塀の穴
壁に穴が開いていた。
「んー?」
良く通る道にあるブロック塀。それに人の手によるものであろう、輪郭が少し歪な穴が空いていることに気づいた。そしてその穴に向かって大きな矢印が一本、ピンク色のスプレーで描かれている。
まるで、覗けと言わんばかりに。
「なんだこれ」
吸い込まれるように、中腰になってそこを覗こうとする。軽く見た感じでは、穴は塀を貫通しているらしく、奥は明るくなっている。

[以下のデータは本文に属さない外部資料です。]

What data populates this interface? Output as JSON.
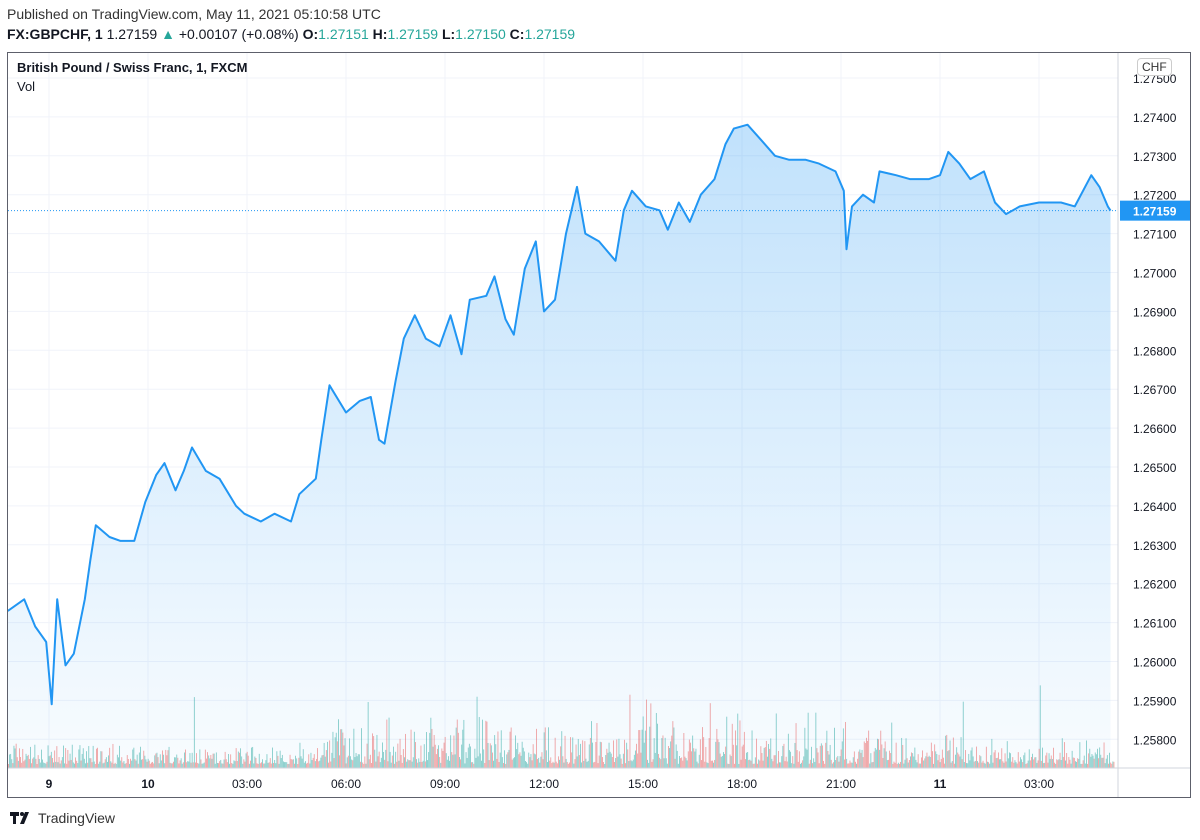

────あそこらへんは変な人が住んでるから近寄らない方がいいよ?
ふと、忠告を思い出した。近道を発見したと友達に報告したときに、場所を教えたらそう言われたのだ。ただ通行するだけだからと気にしていなかったが、そういえばここはまさしくその場所だった。
変な人がいる地域の塀に空いた、不可解な穴。
(……こんな怪談あったな)
主人公は不可解な穴を見つけ、それを覗こうとする。しかし穴の向こうから刃物が飛び出してきて、辛うじて避けて難を逃れるというストーリーだ。
「……やめとこ」
怪談みたいに何かが飛び出したら嫌だし、覗き見は趣味が悪い。もしかしたら虫なんかが住み着いているのかもしれない。自分の想像に背筋をゾクゾクとさせながら、中腰から立ち上がり、そのまま一歩後ろに下がった。
途端、誰かにぶつかった。通行人だろうか。
「あっ、すいませ………………」
「…………………………………………………………………………………………………………………………」
それは、金槌を持っていた。
白髪とが混じった黒髪の中年。女なのか男なのか、ボサボサの髪と老けた顔のせいでそれすらも曖昧だ。それは無表情でこちらをじっと見つめながら、高々と金槌を振り上げている。
「ひいっ!?」
「…………………………………………………………………………………………」
驚いて尻餅をついてしまったが、それは追撃してくるような様子はなかった。ただただじっと見つめていて、やがてのっそりと歩き出し、あの穴が空いた塀に囲われた家の中へと、入っていった。
────あそこらへんは変な人が住んでるから近寄らない方がいいよ?
道に尻餅をついたまま、友の警告が頭の中で繰り返されていた。